A raison de cinq exercices nationaux par an dans le parc nucléaire d’EDF, la Farn s’entraîne à « l’improbable »: « on se prépare au pire du pire », résume M. Le Roux.

Trois jours d’autonomie

Opérationnelle depuis 2016, la Farn a été créée en 2011 quelques semaines après la catastrophe de la centrale japonaise de Fukushima, causée par un tsunami, qui a poussé l’Allemagne à renoncer au nucléaire et les pays nucléarisés à rehausser leurs normes de sûreté.

Dans le cas d’EDF, « il a été rajouté des sources supplémentaires d’électricité, les diesels d’ultime secours et des sources d’eau ultimes », précise Solène Gourion, directrice de la centrale. La Farn n’interviendrait donc qu' »en tout dernier recours » quand toutes les barrières de sécurité ne permettent plus d’éviter l’accident nucléaire, un cas qui ne s’est jamais produit en France.

Très mobile, se déplaçant par la route ou en hélicoptère, l’unité est capable de transporter depuis ses quatre bases régionales le nécessaire pour tenir trois jours d’autonomie: générateurs, poste de communications satellitaires, tentes, nourriture pour le personnel…

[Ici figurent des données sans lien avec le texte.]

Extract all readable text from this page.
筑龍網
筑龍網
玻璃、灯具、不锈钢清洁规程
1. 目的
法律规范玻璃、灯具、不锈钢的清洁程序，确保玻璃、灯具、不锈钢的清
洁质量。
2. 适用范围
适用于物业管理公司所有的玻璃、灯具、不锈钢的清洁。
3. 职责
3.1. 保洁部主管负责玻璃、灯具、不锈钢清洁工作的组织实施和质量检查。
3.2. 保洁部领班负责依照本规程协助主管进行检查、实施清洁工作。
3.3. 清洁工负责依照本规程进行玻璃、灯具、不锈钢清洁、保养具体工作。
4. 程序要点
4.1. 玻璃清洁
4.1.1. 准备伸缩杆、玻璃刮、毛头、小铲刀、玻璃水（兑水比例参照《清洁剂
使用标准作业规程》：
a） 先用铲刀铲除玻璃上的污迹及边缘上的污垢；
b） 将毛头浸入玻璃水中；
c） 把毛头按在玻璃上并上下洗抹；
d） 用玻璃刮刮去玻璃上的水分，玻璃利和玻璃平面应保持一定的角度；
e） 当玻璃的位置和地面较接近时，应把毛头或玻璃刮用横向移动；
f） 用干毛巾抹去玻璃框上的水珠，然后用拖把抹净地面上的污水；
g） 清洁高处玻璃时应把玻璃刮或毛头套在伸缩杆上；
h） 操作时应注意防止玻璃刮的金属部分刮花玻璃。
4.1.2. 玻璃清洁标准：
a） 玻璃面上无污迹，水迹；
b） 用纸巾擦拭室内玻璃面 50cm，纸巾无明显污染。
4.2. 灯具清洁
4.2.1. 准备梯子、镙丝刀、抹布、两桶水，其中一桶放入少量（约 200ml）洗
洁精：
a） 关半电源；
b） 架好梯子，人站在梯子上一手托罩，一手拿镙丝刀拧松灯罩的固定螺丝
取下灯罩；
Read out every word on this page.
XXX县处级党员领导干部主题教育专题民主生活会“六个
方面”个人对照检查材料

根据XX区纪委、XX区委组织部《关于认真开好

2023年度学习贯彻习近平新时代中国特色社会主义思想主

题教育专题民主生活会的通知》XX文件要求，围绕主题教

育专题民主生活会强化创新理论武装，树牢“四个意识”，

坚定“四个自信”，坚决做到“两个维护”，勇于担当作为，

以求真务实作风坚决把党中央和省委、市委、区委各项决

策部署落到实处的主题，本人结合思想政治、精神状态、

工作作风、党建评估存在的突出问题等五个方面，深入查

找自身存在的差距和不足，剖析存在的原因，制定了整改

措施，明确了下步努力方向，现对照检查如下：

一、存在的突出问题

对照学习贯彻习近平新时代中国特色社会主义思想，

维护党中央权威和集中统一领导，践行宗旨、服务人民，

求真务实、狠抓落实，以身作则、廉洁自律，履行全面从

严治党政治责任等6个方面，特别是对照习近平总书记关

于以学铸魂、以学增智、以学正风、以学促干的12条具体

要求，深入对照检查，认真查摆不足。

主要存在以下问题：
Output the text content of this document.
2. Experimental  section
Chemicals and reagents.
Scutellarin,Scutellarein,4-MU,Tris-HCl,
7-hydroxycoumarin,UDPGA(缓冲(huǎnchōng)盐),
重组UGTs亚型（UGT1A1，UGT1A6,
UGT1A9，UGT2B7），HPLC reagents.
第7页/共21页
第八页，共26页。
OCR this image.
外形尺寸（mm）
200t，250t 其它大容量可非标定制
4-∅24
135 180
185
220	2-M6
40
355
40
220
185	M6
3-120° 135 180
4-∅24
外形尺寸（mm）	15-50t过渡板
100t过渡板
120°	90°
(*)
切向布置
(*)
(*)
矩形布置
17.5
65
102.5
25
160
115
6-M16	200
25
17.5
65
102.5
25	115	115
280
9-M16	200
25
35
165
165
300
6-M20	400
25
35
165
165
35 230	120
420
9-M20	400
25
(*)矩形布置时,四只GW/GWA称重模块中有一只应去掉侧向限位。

« Ils sont formés à passer coûte que coûte », si besoin en déblayant les routes à la tronçonneuse, ajoute le chef de la Farn, en présentant l’impressionnant arsenal: 41 camions, 18 véhicules 4×4, 5 barges, 20 groupes électrogènes… Elle peut aussi compter sur les robots de reconnaissance visuelle et radiologique du Groupe d’intervention Robotique sur Accidents, créé après la catastrophe de Tchernobyl. Leurs engins téléopérés peuvent aller inspecter un terrain potentiellement radioactif pour éviter d’y envoyer les hommes.

Et quid de la protection des populations environnantes ?

Durant deux jours, l’exercice de Chooz a également impliqué la préfecture et les acteurs du territoire pour tester le dispositif d’alerte de la population et la gestion de crise à l’extérieur de la centrale.

S’exercer, « c’est une bonne chose, après ce que nous souhaitons, c’est de pouvoir faire des exercices grandeur nature, sans prévenir personne », précise à l’AFP Jean-Claude Delalonde, président de l’Anccli, la fédération des Commissions réunissant les riverains de chaque centrale.